引用本文:
李晓敏, 胡莹, 黄益宗, 刘云霞, 李季. 应用生物配体模型研究阳离子及pH值对水稻锌毒性的影响[J]. 环境化学, 2017, 36(8): 1724-1734
LI Xiaomin, HU Ying, HUANG Yizong, LIU Yunxia, LI Ji. Effects of cations and pH in nutrient solution on zinc toxicity to rice (Oryza sativa) root elongation by the biotic ligand model[J]. Environmental Chemistry, 2017, 36(8): 1724-1734

应用生物配体模型研究阳离子及pH值对水稻锌毒性的影响
李晓敏1, 胡莹1, 黄益宗2, 刘云霞1, 李季1
1. 中国科学院生态环境研究中心, 北京, 100085;
2. 农业部环境保护科研监测所, 天津, 300191
摘要:
采用室内水培实验, 通过改变溶液中pH值及主要阳离子(Ca2+、Mg2+、Na+和K+)浓度研究锌对水稻的毒性,建立了Zn对水稻根伸长毒性的生物配体模型(Biotic ligand model,BLM).研究结果表明,增加Ca2+、Mg2+和H+的活度均可以减缓Zn2+对水稻根伸长的毒性,而增加Na+、K+的活度对Zn2+的毒性影响不大;在低pH(4.5-6.0)条件下,主要是Zn2+对水稻根伸长产生毒性,在高pH(6.5-8.0)条件下,Zn2+和ZnOH+是主要的致毒形态.根据生物配体模型理论估算的Zn2+、ZnOH+、Ca2+、Mg2+和H+的生物配体络合的平衡常数分别为:lgKZnBL=4.97、lgKZnOHBL=5.30、lgKCaBL=2.96、lgKMgBL=3.30和lgKHBL=5.21.根据各平衡常数计算可得,当Zn结合水稻的生物配体位点达到73%之后,水稻根伸长的抑制率达50%(即f50=73%).利用上述参数建立的生物配体模型预测的EC50值均在实测值的2倍变化范围之内,表明生物配体模型可以有效地预测锌对水稻根伸长的急性毒性.
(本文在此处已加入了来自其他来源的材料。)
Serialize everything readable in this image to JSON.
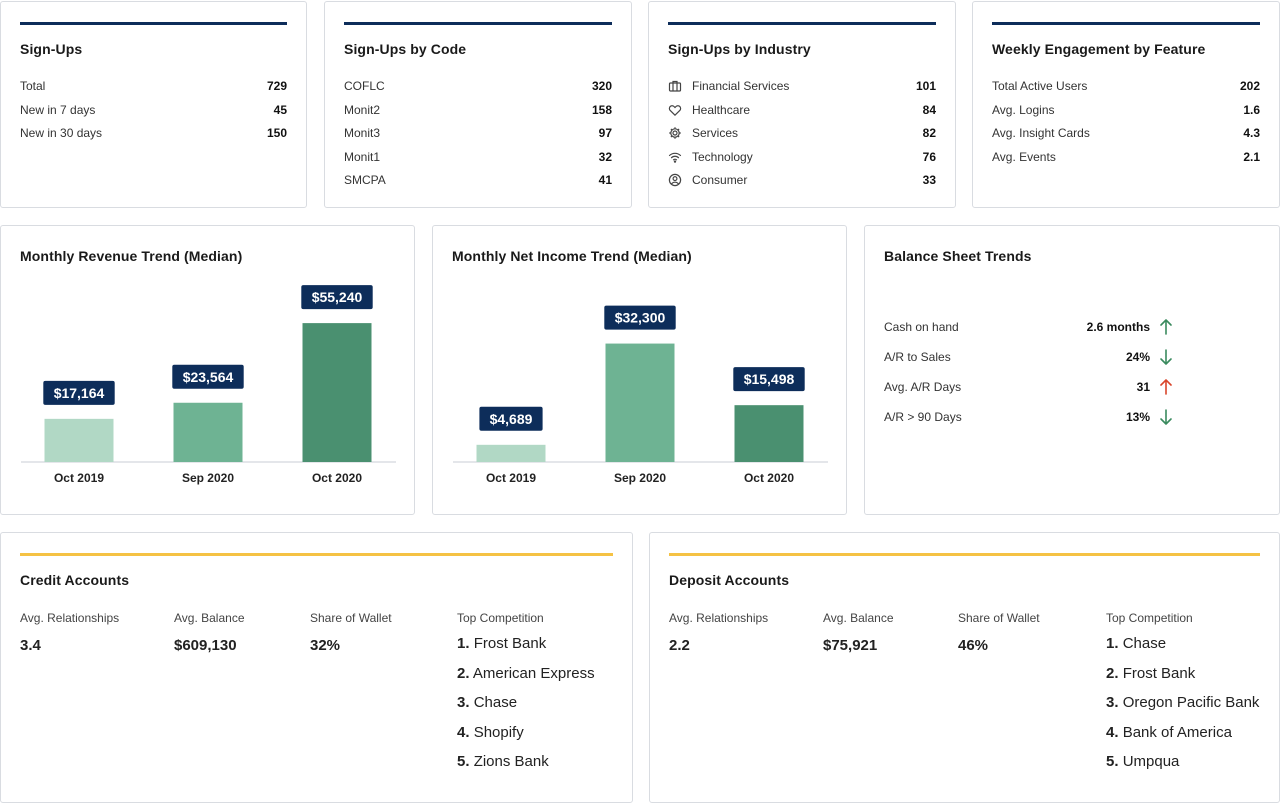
{
  "signups": {
    "title": "Sign-Ups",
    "rows": [
      {
        "label": "Total",
        "value": "729"
      },
      {
        "label": "New in 7 days",
        "value": "45"
      },
      {
        "label": "New in 30 days",
        "value": "150"
      }
    ]
  },
  "signups_by_code": {
    "title": "Sign-Ups by Code",
    "rows": [
      {
        "label": "COFLC",
        "value": "320"
      },
      {
        "label": "Monit2",
        "value": "158"
      },
      {
        "label": "Monit3",
        "value": "97"
      },
      {
        "label": "Monit1",
        "value": "32"
      },
      {
        "label": "SMCPA",
        "value": "41"
      }
    ]
  },
  "signups_by_industry": {
    "title": "Sign-Ups by Industry",
    "rows": [
      {
        "label": "Financial Services",
        "value": "101",
        "icon": "briefcase-icon"
      },
      {
        "label": "Healthcare",
        "value": "84",
        "icon": "heart-icon"
      },
      {
        "label": "Services",
        "value": "82",
        "icon": "gear-icon"
      },
      {
        "label": "Technology",
        "value": "76",
        "icon": "wifi-icon"
      },
      {
        "label": "Consumer",
        "value": "33",
        "icon": "user-circle-icon"
      }
    ]
  },
  "weekly_engagement": {
    "title": "Weekly Engagement by Feature",
    "rows": [
      {
        "label": "Total Active Users",
        "value": "202"
      },
      {
        "label": "Avg. Logins",
        "value": "1.6"
      },
      {
        "label": "Avg. Insight Cards",
        "value": "4.3"
      },
      {
        "label": "Avg. Events",
        "value": "2.1"
      }
    ]
  },
  "chart_data": [
    {
      "type": "bar",
      "title": "Monthly Revenue Trend (Median)",
      "categories": [
        "Oct 2019",
        "Sep 2020",
        "Oct 2020"
      ],
      "values": [
        17164,
        23564,
        55240
      ],
      "labels": [
        "$17,164",
        "$23,564",
        "$55,240"
      ],
      "colors": [
        "#b1d8c5",
        "#6eb393",
        "#4a9070"
      ],
      "ylim": [
        0,
        70000
      ]
    },
    {
      "type": "bar",
      "title": "Monthly Net Income Trend (Median)",
      "categories": [
        "Oct 2019",
        "Sep 2020",
        "Oct 2020"
      ],
      "values": [
        4689,
        32300,
        15498
      ],
      "labels": [
        "$4,689",
        "$32,300",
        "$15,498"
      ],
      "colors": [
        "#b1d8c5",
        "#6eb393",
        "#4a9070"
      ],
      "ylim": [
        0,
        48000
      ]
    }
  ],
  "balance_sheet": {
    "title": "Balance Sheet Trends",
    "rows": [
      {
        "label": "Cash on hand",
        "value": "2.6 months",
        "direction": "up",
        "color": "#3a8a5e"
      },
      {
        "label": "A/R to Sales",
        "value": "24%",
        "direction": "down",
        "color": "#3a8a5e"
      },
      {
        "label": "Avg. A/R Days",
        "value": "31",
        "direction": "up",
        "color": "#d9452b"
      },
      {
        "label": "A/R > 90 Days",
        "value": "13%",
        "direction": "down",
        "color": "#3a8a5e"
      }
    ]
  },
  "credit_accounts": {
    "title": "Credit Accounts",
    "relationships_label": "Avg. Relationships",
    "relationships_value": "3.4",
    "balance_label": "Avg. Balance",
    "balance_value": "$609,130",
    "wallet_label": "Share of Wallet",
    "wallet_value": "32%",
    "competition_label": "Top Competition",
    "competition": [
      {
        "num": "1.",
        "name": "Frost Bank"
      },
      {
        "num": "2.",
        "name": "American Express"
      },
      {
        "num": "3.",
        "name": "Chase"
      },
      {
        "num": "4.",
        "name": "Shopify"
      },
      {
        "num": "5.",
        "name": "Zions Bank"
      }
    ]
  },
  "deposit_accounts": {
    "title": "Deposit Accounts",
    "relationships_label": "Avg. Relationships",
    "relationships_value": "2.2",
    "balance_label": "Avg. Balance",
    "balance_value": "$75,921",
    "wallet_label": "Share of Wallet",
    "wallet_value": "46%",
    "competition_label": "Top Competition",
    "competition": [
      {
        "num": "1.",
        "name": "Chase"
      },
      {
        "num": "2.",
        "name": "Frost Bank"
      },
      {
        "num": "3.",
        "name": "Oregon Pacific Bank"
      },
      {
        "num": "4.",
        "name": "Bank of America"
      },
      {
        "num": "5.",
        "name": "Umpqua"
      }
    ]
  },
  "colors": {
    "navy": "#0d2d5a",
    "gold": "#f5c244",
    "border": "#d9dce1"
  }
}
关键词:    生物配体模型    阳离子    pH    水稻    Zn   
Effects of cations and pH in nutrient solution on zinc toxicity to rice (Oryza sativa) root elongation by the biotic ligand model
LI Xiaomin1, HU Ying1, HUANG Yizong2, LIU Yunxia1, LI Ji1
1. Research Center for Eco-environmental Sciences, Chinese Academy of Sciences, Beijing, 100085, China;
2. Agro-Environmental Protection Institute, Ministry of Agriculture, Tianjin, 300191, China
Abstract:
Acute toxicity of zinc (Zn) to rice (Oryza sativa) root elongation was investigated by changing the pH value and major cation (Ca2+, Mg2+, Na+ and K+) concentrations to develop an appropriate biotic ligand model (BLM) in solution culture. The results showed that the toxicity of Zn2+ was reduced with increasing avtivities of Ca2+, Mg2+ and H+, while the avtivities of Na+ and K+ did not significantly affect the Zn2+ toxicity. The toxicity could be explained mainly by Zn2+ binding to a biotic ligand (BL) at pH from 4.5 to 6.0 and by the joint toxicity of Zn2+ and ZnOH+ at pH from 6.5 to 8.0. According to the biotic ligand model (BLM) concept, the conditional stability constants for the binding of Zn2+, ZnOH+, Ca2+, Mg2+ and H+ to the BL were lgKZnBL=4.97, lgKZnOHBL=5.30, lgKCaBL=2.96, lgKMgBL=3.30 and lgKHBL=5.21, respectively. It was calculated that on average 73% of BL sites were occupied by Zn2+ when the rice root elongation was inhibited by 50% (f50=73%). On the basis of these estimated parameters, the BLM developed in this study could predict EC50 within a factor of 2 of the observed EC50. It was implicated that Zn-BLM could predict reliably the toxicity of Zn to rice.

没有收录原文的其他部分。